The majority of the 1,500 to 2,000 people from nearby villages who participated in the public hearing supported the project and said they have no objection to the expansion, district collector Bijaya Ketan Upadhyaya told IANS.

He said the local authorities will send the proceedings of the public hearing to the state government which will forward it to the central government for final approval.

The union environment ministry had in August 2010 issued a show-cause notice to the company under the Environment Protection Act for undertaking construction without prior clearance under the Environmental Impact Assessment Notification, 2006.

After examining the company’s response in the matter, the ministry in October 2010 cancelled the terms of reference issued in 2009.

The ministry then directed the company to maintain status quo at the site and asked it to ensure that no further construction was undertaken for expansion of the project.

The ministry asked the company to furnish a fresh proposal to obtain environmental clearance for the proposed expansion. 

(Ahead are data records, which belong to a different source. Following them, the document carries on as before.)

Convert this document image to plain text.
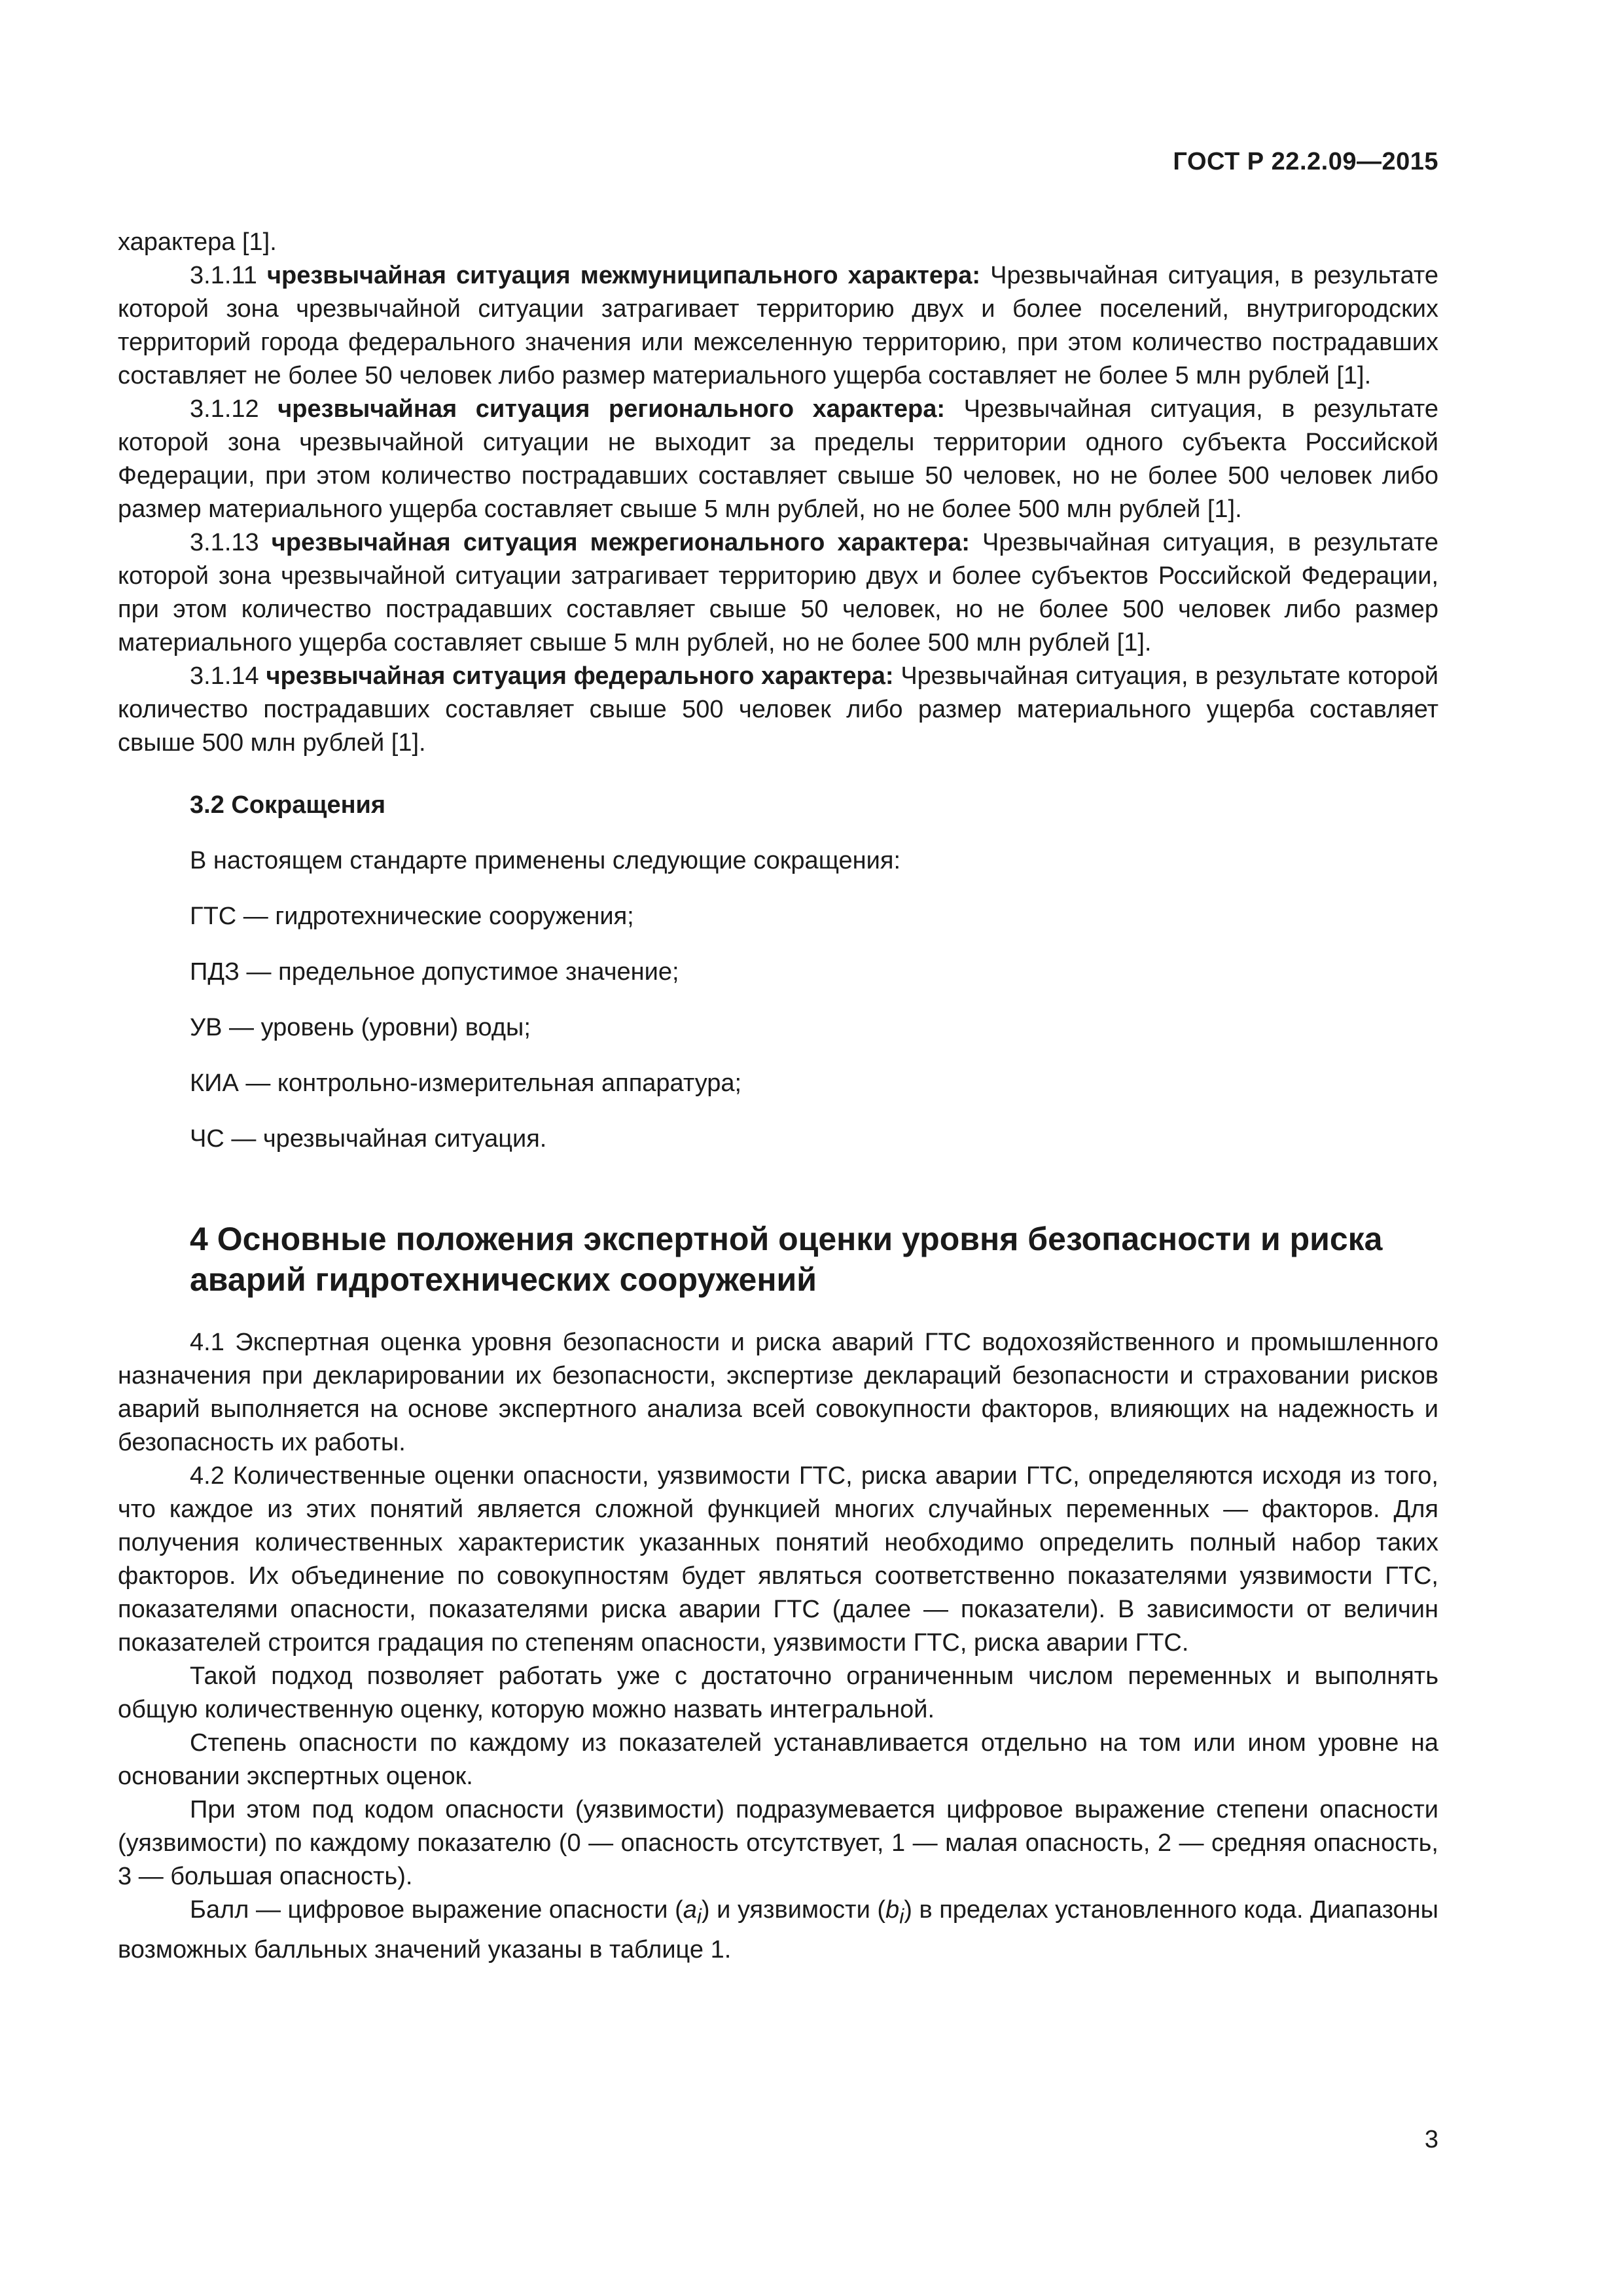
ГОСТ Р 22.2.09—2015

характера [1].

3.1.11 чрезвычайная ситуация межмуниципального характера: Чрезвычайная ситуация, в результате которой зона чрезвычайной ситуации затрагивает территорию двух и более поселений, внутригородских территорий города федерального значения или межселенную территорию, при этом количество пострадавших составляет не более 50 человек либо размер материального ущерба составляет не более 5 млн рублей [1].

3.1.12 чрезвычайная ситуация регионального характера: Чрезвычайная ситуация, в результате которой зона чрезвычайной ситуации не выходит за пределы территории одного субъекта Российской Федерации, при этом количество пострадавших составляет свыше 50 человек, но не более 500 человек либо размер материального ущерба составляет свыше 5 млн рублей, но не более 500 млн рублей [1].

3.1.13 чрезвычайная ситуация межрегионального характера: Чрезвычайная ситуация, в результате которой зона чрезвычайной ситуации затрагивает территорию двух и более субъектов Российской Федерации, при этом количество пострадавших составляет свыше 50 человек, но не более 500 человек либо размер материального ущерба составляет свыше 5 млн рублей, но не более 500 млн рублей [1].

3.1.14 чрезвычайная ситуация федерального характера: Чрезвычайная ситуация, в результате которой количество пострадавших составляет свыше 500 человек либо размер материального ущерба составляет свыше 500 млн рублей [1].

3.2 Сокращения
В настоящем стандарте применены следующие сокращения:
ГТС — гидротехнические сооружения;
ПДЗ — предельное допустимое значение;
УВ — уровень (уровни) воды;
КИА — контрольно-измерительная аппаратура;
ЧС — чрезвычайная ситуация.
4 Основные положения экспертной оценки уровня безопасности и риска аварий гидротехнических сооружений

4.1 Экспертная оценка уровня безопасности и риска аварий ГТС водохозяйственного и промышленного назначения при декларировании их безопасности, экспертизе деклараций безопасности и страховании рисков аварий выполняется на основе экспертного анализа всей совокупности факторов, влияющих на надежность и безопасность их работы.

4.2 Количественные оценки опасности, уязвимости ГТС, риска аварии ГТС, определяются исходя из того, что каждое из этих понятий является сложной функцией многих случайных переменных — факторов. Для получения количественных характеристик указанных понятий необходимо определить полный набор таких факторов. Их объединение по совокупностям будет являться соответственно показателями уязвимости ГТС, показателями опасности, показателями риска аварии ГТС (далее — показатели). В зависимости от величин показателей строится градация по степеням опасности, уязвимости ГТС, риска аварии ГТС.

Такой подход позволяет работать уже с достаточно ограниченным числом переменных и выполнять общую количественную оценку, которую можно назвать интегральной.

Степень опасности по каждому из показателей устанавливается отдельно на том или ином уровне на основании экспертных оценок.

При этом под кодом опасности (уязвимости) подразумевается цифровое выражение степени опасности (уязвимости) по каждому показателю (0 — опасность отсутствует, 1 — малая опасность, 2 — средняя опасность, 3 — большая опасность).

Балл — цифровое выражение опасности $(a_i)$ и уязвимости $(b_i)$ в пределах установленного кода. Диапазоны возможных балльных значений указаны в таблице 1.

3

The public hearing was held following the ministry’s direction on a fresh application submitted by the company.

A company spokesman said the development demonstrated that the villagers want the plant in their region.

Anti-Vedanta movement leader Lingaraj Azad, however, termed the public hearing illegal. “Not all people of the villages situated close by were informed about the public hearing,” he told IANS.

“Several villagers were also not allowed to present their views, as a result the public hearing was marred by protests. There was also no voting at the end,” he added.